In the lab session participants can try out the techniques presented
in the earlier sessions by writing several small Stratego programs
solving small transformation problems.
The lab session depends on the availability of computers. This
requires a room with computers running Linux or Unix with an
installation of XT-0.9 and the tutorial package. If it is not
feasible to provide a computer room for just one hour, an alternative
solution is to have participants bring their own laptops. It is
conceivable that two participants can work together on one laptop,
such that not all participants need computers. This requires that
participants install the software prior to the conference. A page on
the stratego-language.org site will provide download and installation
instructions. Alternatively, the lab session can be done in the form
of a demonstration.
Applications
The earlier sessions present the principles of transformation with
strategies using many examples.
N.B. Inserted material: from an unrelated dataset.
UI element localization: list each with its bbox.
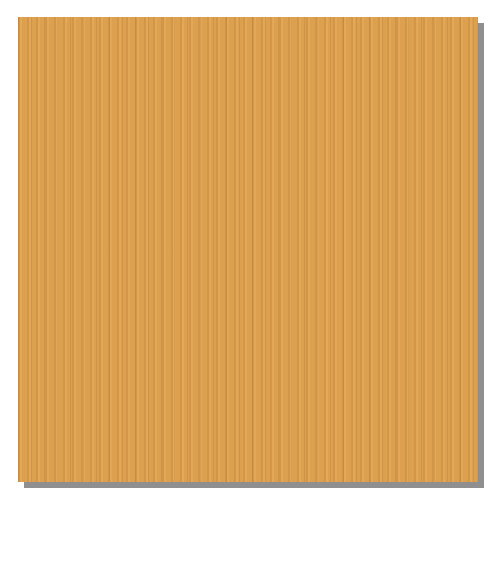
board-surface[interactable] [18, 17, 478, 482]
go-kifu-diagram [0, 0, 500, 561]
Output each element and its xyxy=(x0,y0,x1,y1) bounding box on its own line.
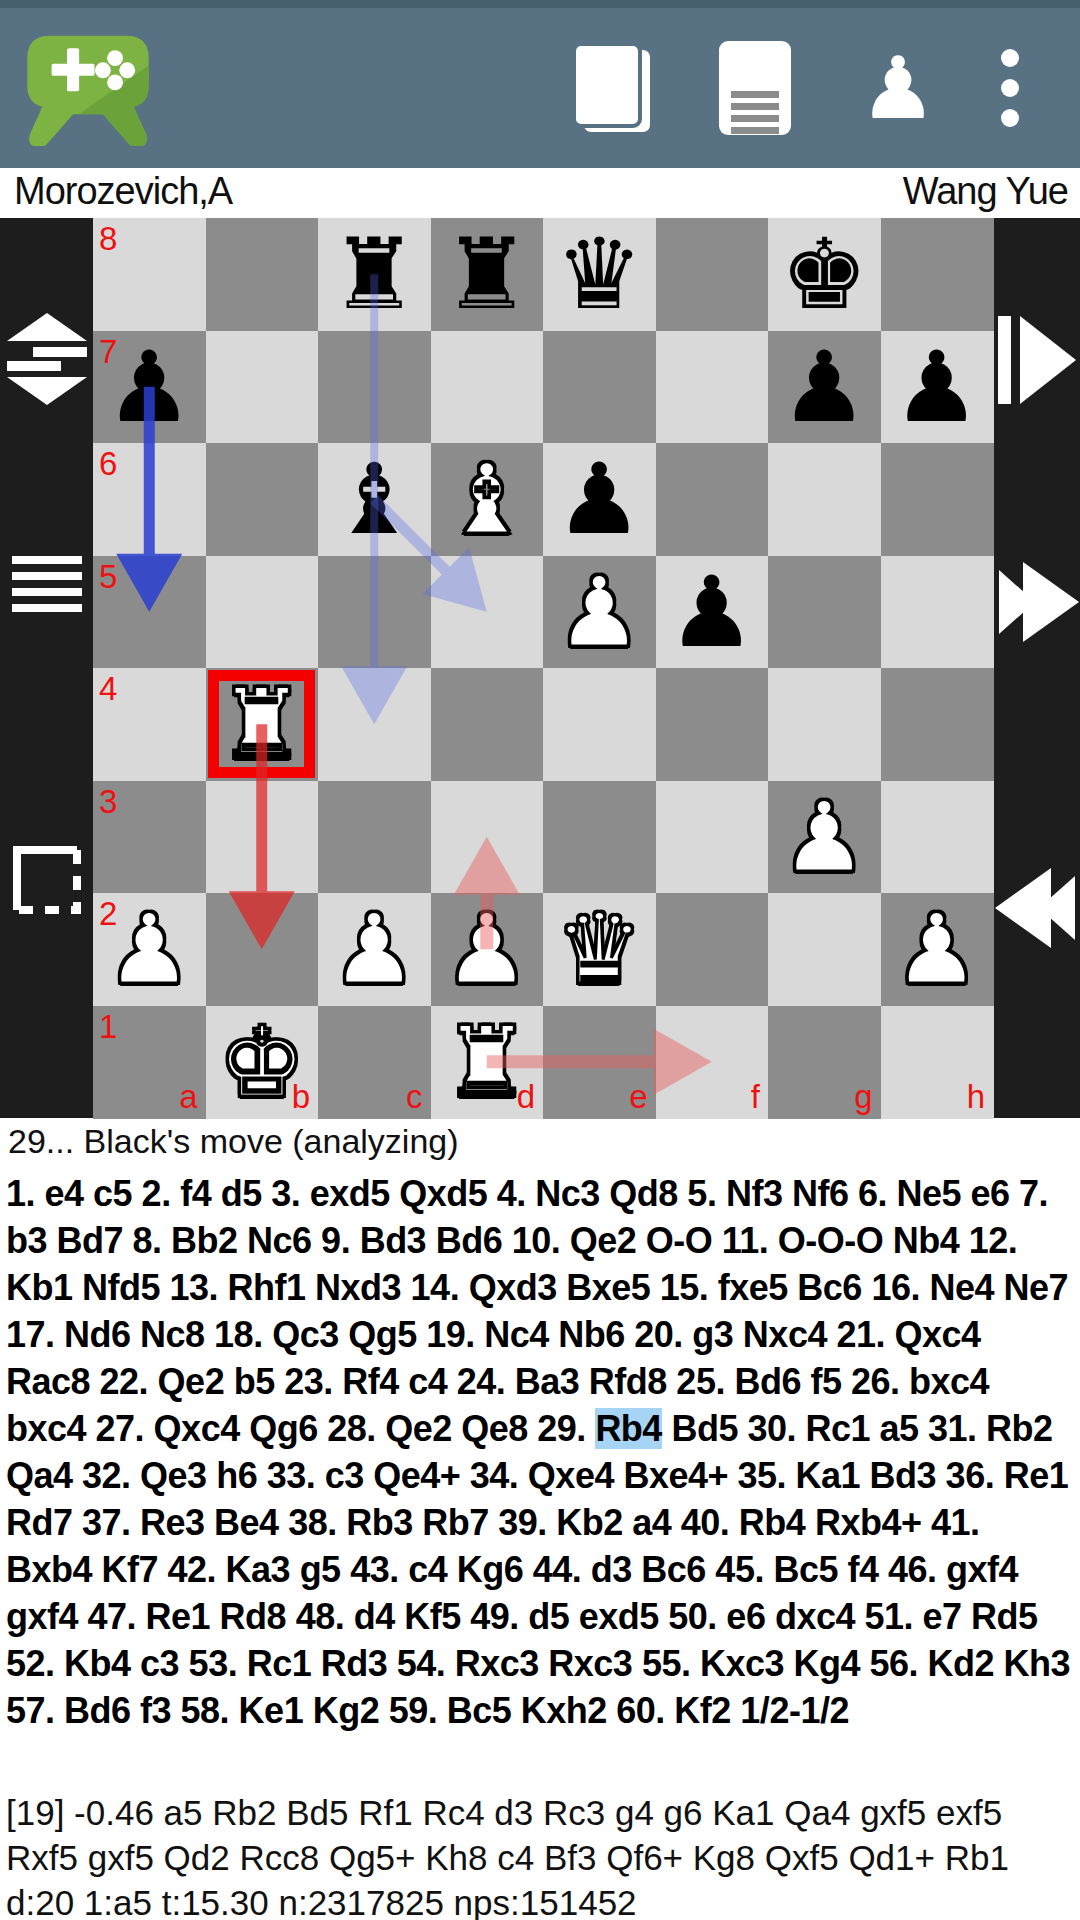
fast-forward-button[interactable] xyxy=(993,560,1080,644)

To consolidate the understanding of
the participants and to show more possibilities this session presents
some further applications from the following areas (depending on the
interest of the audience):
- Compilation by transformation
- Optimization
- Refactoring
- Document transformation (XML)
- Program visualization
Audience
Relevance to ETAPS 2002
The material presented in this tutorial is closely related to the
themes of the CC and ESOP conferences and the LDTA workshop.
Intended Audience
The tutorial is directed at researchers in the field of program
transformation and potential users, both academic and industrial.
Researchers
Researchers working on tools or formal methods for program
transformation can use the tutorial to get a complete overview of the
ideas underlying the strategic programming idiom. Either as a direct
source of study (the sources of Stratego and XT are available for
experimentation) or as inspiration for their own setting.
Potential Users
Academic and industrial developers of language processing systems such
as compilers, optimizers, program generators, and program
visualization tools can use the tutorial to learn to use a powerful
set of tools for compact implementation of their systems. The tools
are readily available and distributed under GNU GPL.
Required Background
Participants are expected to have a basic understanding of compiler
construction and programming language syntax and semantics.
Learning Objectives
After the tutorial participants will understand the principles of
programming transformation systems with rewriting strategies. In
particular, they will understand the ideas and advantages of generic
term traversal and dynamic rules. With this understanding the
participants should be able to start writing Stratego specifications.
History of the Tutorial
The tutorial as proposed above has not been given before. The material
for the tutorial has evolved over the last couple of years for
numerous seminar presentations, several university lectures, and
tutorials at Stratego Users Days.
The
First Stratego Users Day was held in March 2000 at CWI, Amsterdam,
The Netherlands and included a two hour tutorial on the basics of
program transformation with rewriting strategies.
Prior to the
Second Stratego Users Day that was held in February 2001
at Utrecht University a full day tutorial was given about Stratego.
The tutorial was given in demonstration mode involving the
participants in solving several transformation problems.
The material for this tutorial draws on the material recently
developed for the course on
Software Generation taught at
Utrecht University in the academic years 2000--2001 and 2001-2002.
Instructor
Eelco Visser is
- One of developers of the XT bundle of transformation tools
- Designer of the Syntax Definition Formalism Tools.SDFII used in XT
- Author of numerous papers on program transformation, including papers on the design, implementation, and application of Stratego, and a recent survey exploring the role of rewriting strategies in program transformation
- Teacher of program transformation at Utrecht University
- Founder of program-transformation.org, a collaborative web-site based on wiki technology dedicated to surveying the field of program tranformation.
- Program committee member of the LDTA workshops in 2001 and 2003 and program chair of the RULE workshop on rule-based programming in 2002.